Memang rada aneh cara berpikir kita ini. Yang menyokong ketertiban lewat sistem dan tata aturan malah dianggap melanggar ketertiban. “Kalau begitu biarkan saja jalan-jalan rusak agar tak ada orang mengebut, kan?” katanya. “Tapi ketika jalan rusak bapak-bapak itu juga protes agar jalan diperbaiki. Setelah diperbaiki malah dirusak lagi dengan gejlukan.”
Mungkin kita belum sampai pada kesadaran kolektif soal perlunya taat pada kesepakatan-kesepakatan bersama—prasyarat sebuah peradaban yang bisa menghilangkan biaya-biaya ketidakpatuhan. Kita acap berpikir terbalik untuk banyak hal dan, celakanya, memakai sudut pandang instan.

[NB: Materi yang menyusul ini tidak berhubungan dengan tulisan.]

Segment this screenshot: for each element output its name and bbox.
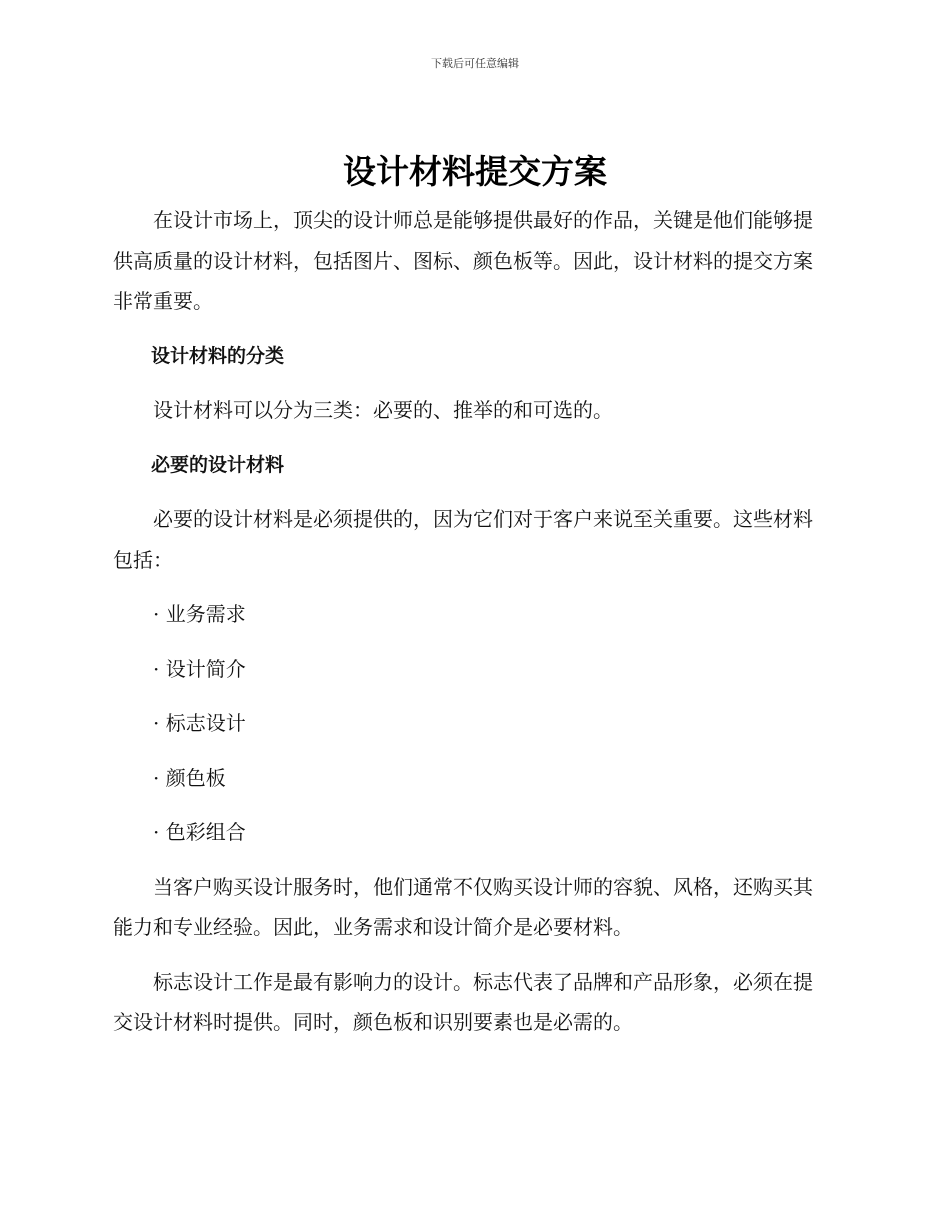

“Polisi tidur”, petugas yang berjaga di bawah rambu, adalah cara-cara berpikir karbitan yang akan terus langgeng karena tak mengajarkan soal kepatuhan kepada sistem. Kita selalu menganggap hal termudah dari sesuatu yang kompleks, hanya karena kita malas ruwet. Dan kemalasan itu menuntut biaya.
Membuat “polisi tidur” itu ada aturannya, ada ukuran dan dimensi standarnya. Karena itu ada harganya. Di Solo, ongkos membangun polisi tidur yang resmi senilai Rp 8,3 juta. Jika satu kompleks perumahan dipasang 10 polisi tidur standar, setidaknya dibutuhkan Rp 83 juta agar manusia yang memakai jalan itu berkendara secara pelan-pelan untuk mencegah kecelakaan. Belum lagi ongkos tukang yang memasangnya.
Ongkos kecemasan dan ketidakpatuhan jadi begitu besar.
Di Jepang, orang patuh pada rambu-rambu, marka, dan tanda. Sehingga di jalan-jalan jarang terlihat ada polisi. Pelanggar ada, tapi sedikit sekali. Saya ingat sewaktu menyeberang di sebuah perempatan di Tokyo, sepasang anak muda tersipu malu karena melenggang di zebra cross padahal lampu menyeberang belum hijau.
Saya ingat bagaimana orang-orang di jalan di Kyoto dekat kantor gubernur mengeremuni seorang pengendara mobil yang ditilang karena parkir sebentar di bawah rambu P-coret. Di sana, saking jarang ada pelanggaran, orang ditilang jadi tontonan langka dan harus didokumentasikan. Dan jadi aib.
Di Jepang, pajak terhambur secara efektif, bukan untuk mengongkosi ketidakpatuhan penduduknya, tapi mengatur hak-hak bersama agar tak ada yang diistimewakan di aset-aset milik publik seperti jalan. Orang Jepang setuju tertib (mereka mau saja diatur agar memisahkan sampah hingga sembilan jenis dan plastiknya mesti dibeli pula). Kita mungkin memang setuju tidak tertib dan memilih menghamburkan uang untuk membiayainya.